Is there a known expression for the coefficients $h_{\lambda,\mu}(t)$?

A couple things to say: since $P_\lambda(x;0)=s_\lambda(x)$ is the Schur polynomial, we need $h_{\lambda,\mu}(0)=\delta_{\lambda,\mu}$. For example, when $n=2$, it is simple to compute that $$ P_{(\lambda_1,\lambda_2)}(x_1,x_2;-t)=P_{(\lambda_1,\lambda_2)}(x_1,x_2;t)+\sum_{k=1}^{[\lambda_1-\lambda_2/2]}(2t^k)P_{(\lambda_1-k,\lambda_2+k)}(x_1,x_2;t), $$ where $[n]$ is the floor function. This is clearly a root string, so I am hoping there is a known expression (say in terms of tableaux or something) in general.

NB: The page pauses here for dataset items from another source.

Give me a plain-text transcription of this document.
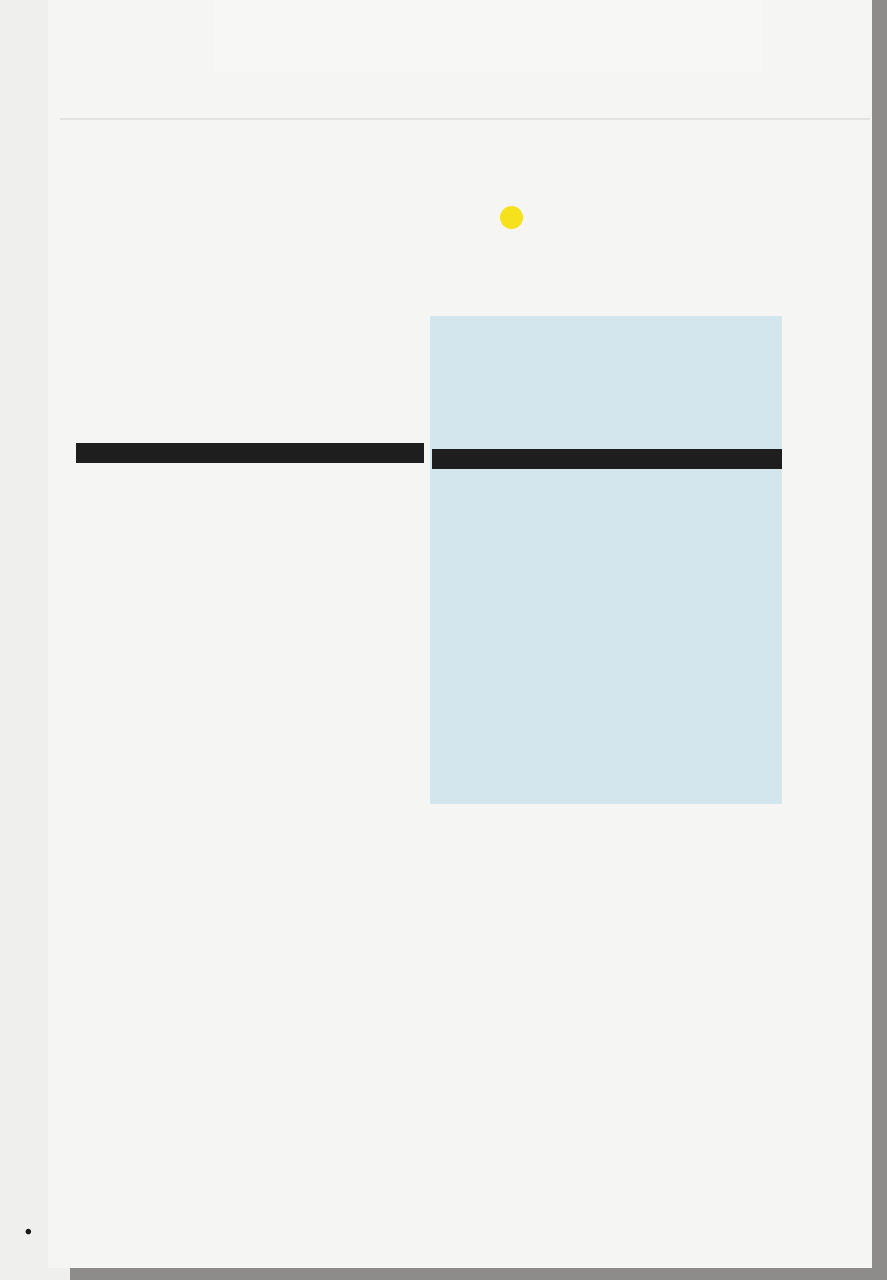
●
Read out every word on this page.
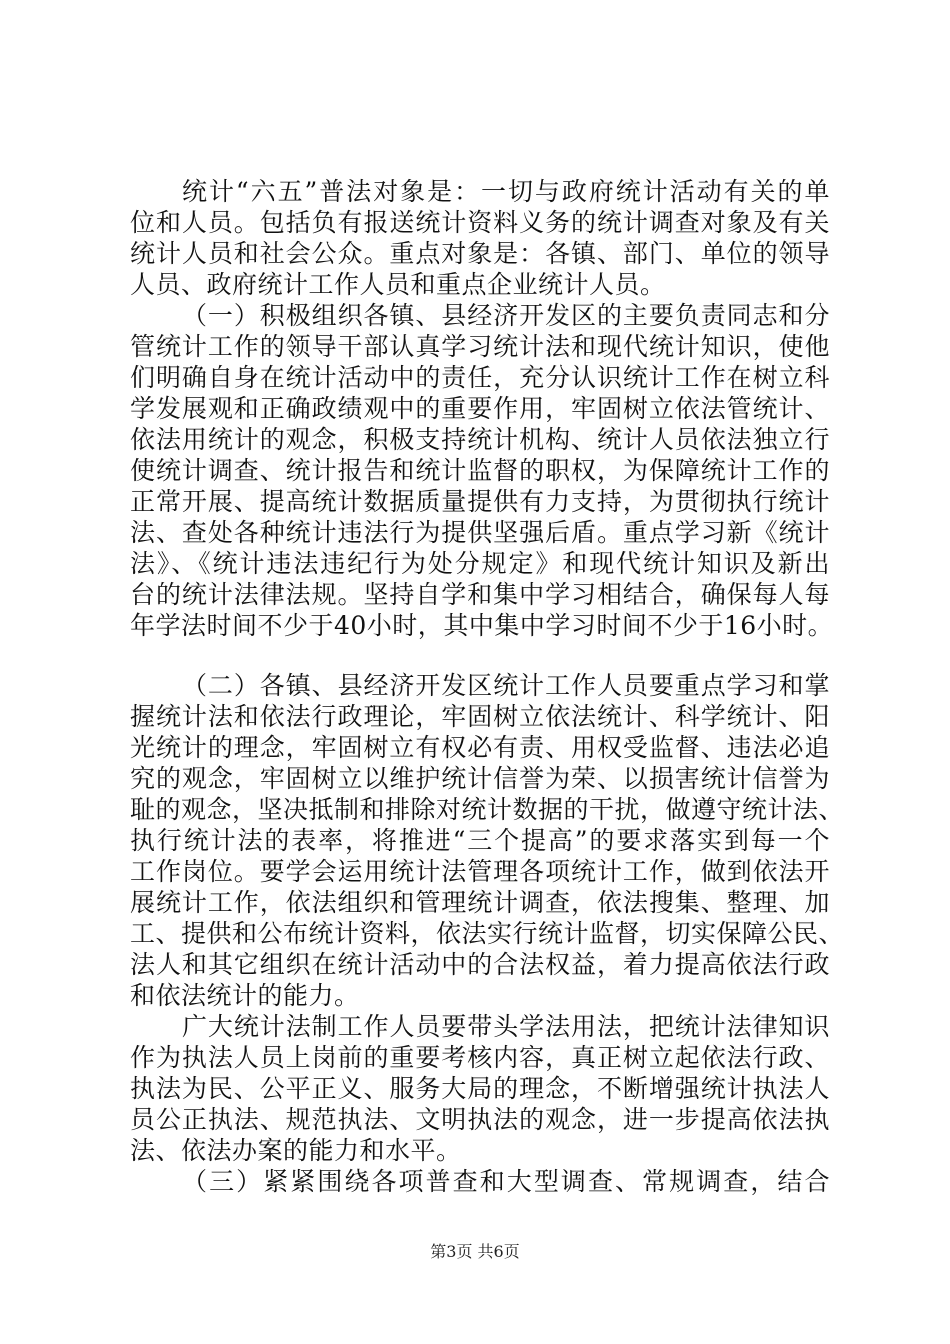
统计“六五”普法对象是：一切与政府统计活动有关的单
位和人员。包括负有报送统计资料义务的统计调查对象及有关
统计人员和社会公众。重点对象是：各镇、部门、单位的领导
人员、政府统计工作人员和重点企业统计人员。
（一）积极组织各镇、县经济开发区的主要负责同志和分
管统计工作的领导干部认真学习统计法和现代统计知识，使他
们明确自身在统计活动中的责任，充分认识统计工作在树立科
学发展观和正确政绩观中的重要作用，牢固树立依法管统计、
依法用统计的观念，积极支持统计机构、统计人员依法独立行
使统计调查、统计报告和统计监督的职权，为保障统计工作的
正常开展、提高统计数据质量提供有力支持，为贯彻执行统计
法、查处各种统计违法行为提供坚强后盾。重点学习新《统计
法》、《统计违法违纪行为处分规定》和现代统计知识及新出
台的统计法律法规。坚持自学和集中学习相结合，确保每人每
年学法时间不少于40小时，其中集中学习时间不少于16小时。
（二）各镇、县经济开发区统计工作人员要重点学习和掌
握统计法和依法行政理论，牢固树立依法统计、科学统计、阳
光统计的理念，牢固树立有权必有责、用权受监督、违法必追
究的观念，牢固树立以维护统计信誉为荣、以损害统计信誉为
耻的观念，坚决抵制和排除对统计数据的干扰，做遵守统计法、
执行统计法的表率，将推进“三个提高”的要求落实到每一个
工作岗位。要学会运用统计法管理各项统计工作，做到依法开
展统计工作，依法组织和管理统计调查，依法搜集、整理、加
工、提供和公布统计资料，依法实行统计监督，切实保障公民、
法人和其它组织在统计活动中的合法权益，着力提高依法行政
和依法统计的能力。
广大统计法制工作人员要带头学法用法，把统计法律知识
作为执法人员上岗前的重要考核内容，真正树立起依法行政、
执法为民、公平正义、服务大局的理念，不断增强统计执法人
员公正执法、规范执法、文明执法的观念，进一步提高依法执
法、依法办案的能力和水平。
（三）紧紧围绕各项普查和大型调查、常规调查，结合
第3页 共6页
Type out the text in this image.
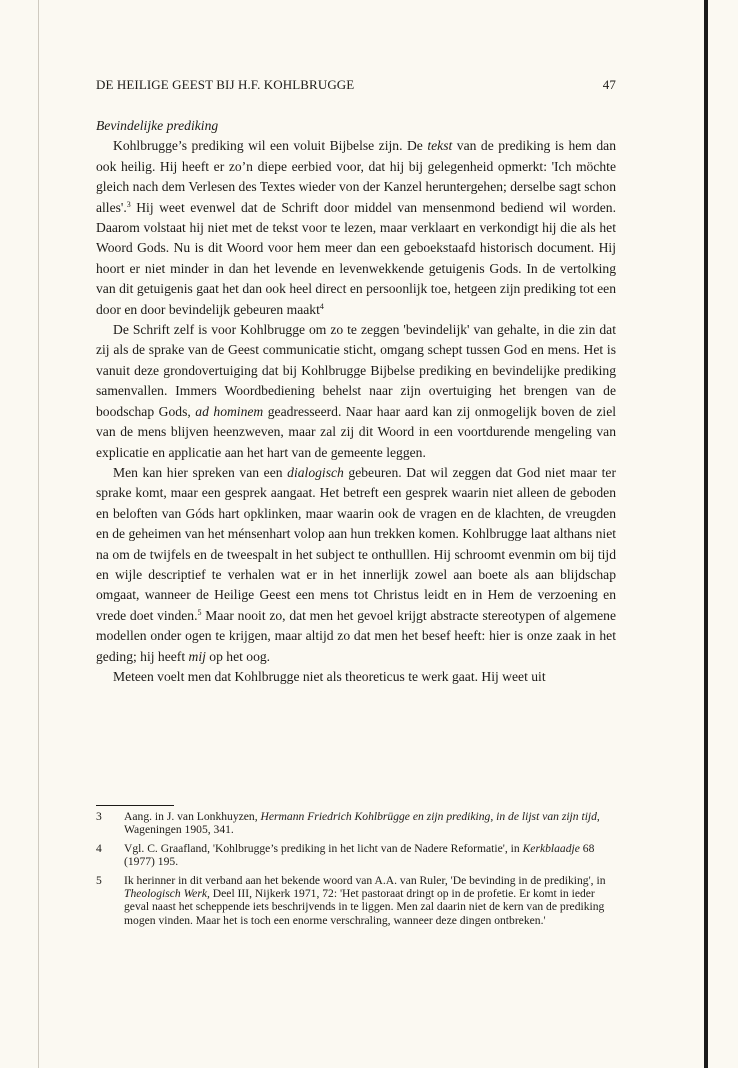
DE HEILIGE GEEST BIJ H.F. KOHLBRUGGE	47

Bevindelijke prediking

Kohlbrugge’s prediking wil een voluit Bijbelse zijn. De tekst van de prediking is hem dan ook heilig. Hij heeft er zo’n diepe eerbied voor, dat hij bij gelegenheid opmerkt: 'Ich möchte gleich nach dem Verlesen des Textes wieder von der Kanzel heruntergehen; derselbe sagt schon alles'.$^3$ Hij weet evenwel dat de Schrift door middel van mensenmond bediend wil worden. Daarom volstaat hij niet met de tekst voor te lezen, maar verklaart en verkondigt hij die als het Woord Gods. Nu is dit Woord voor hem meer dan een geboekstaafd historisch document. Hij hoort er niet minder in dan het levende en levenwekkende getuigenis Gods. In de vertolking van dit getuigenis gaat het dan ook heel direct en persoonlijk toe, hetgeen zijn prediking tot een door en door bevindelijk gebeuren maakt$^4$

De Schrift zelf is voor Kohlbrugge om zo te zeggen 'bevindelijk' van gehalte, in die zin dat zij als de sprake van de Geest communicatie sticht, omgang schept tussen God en mens. Het is vanuit deze grondovertuiging dat bij Kohlbrugge Bijbelse prediking en bevindelijke prediking samenvallen. Immers Woordbediening behelst naar zijn overtuiging het brengen van de boodschap Gods, ad hominem geadresseerd. Naar haar aard kan zij onmogelijk boven de ziel van de mens blijven heenzweven, maar zal zij dit Woord in een voortdurende mengeling van explicatie en applicatie aan het hart van de gemeente leggen.

Men kan hier spreken van een dialogisch gebeuren. Dat wil zeggen dat God niet maar ter sprake komt, maar een gesprek aangaat. Het betreft een gesprek waarin niet alleen de geboden en beloften van Góds hart opklinken, maar waarin ook de vragen en de klachten, de vreugden en de geheimen van het ménsenhart volop aan hun trekken komen. Kohlbrugge laat althans niet na om de twijfels en de tweespalt in het subject te onthulllen. Hij schroomt evenmin om bij tijd en wijle descriptief te verhalen wat er in het innerlijk zowel aan boete als aan blijdschap omgaat, wanneer de Heilige Geest een mens tot Christus leidt en in Hem de verzoening en vrede doet vinden.$^5$ Maar nooit zo, dat men het gevoel krijgt abstracte stereotypen of algemene modellen onder ogen te krijgen, maar altijd zo dat men het besef heeft: hier is onze zaak in het geding; hij heeft mij op het oog.

Meteen voelt men dat Kohlbrugge niet als theoreticus te werk gaat. Hij weet uit

3 Aang. in J. van Lonkhuyzen, Hermann Friedrich Kohlbrügge en zijn prediking, in de lijst van zijn tijd, Wageningen 1905, 341.
4 Vgl. C. Graafland, 'Kohlbrugge’s prediking in het licht van de Nadere Reformatie', in Kerkblaadje 68 (1977) 195.
5 Ik herinner in dit verband aan het bekende woord van A.A. van Ruler, 'De bevinding in de prediking', in Theologisch Werk, Deel III, Nijkerk 1971, 72: 'Het pastoraat dringt op in de profetie. Er komt in ieder geval naast het scheppende iets beschrijvends in te liggen. Men zal daarin niet de kern van de prediking mogen vinden. Maar het is toch een enorme verschraling, wanneer deze dingen ontbreken.'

A second, vaguer question is

is there is a theoretic interpretation to the involution $t\mapsto -t$ in relation to these polynomials and their generalizations? By theoretic, I am referring to the myriad ways in which HL polynomials appear (in terms of Hecke algebras or geometric representation theory).

This question arose from certain computations with $p$-adic groups, and this old question seems to indicate that there may be something interesting to say.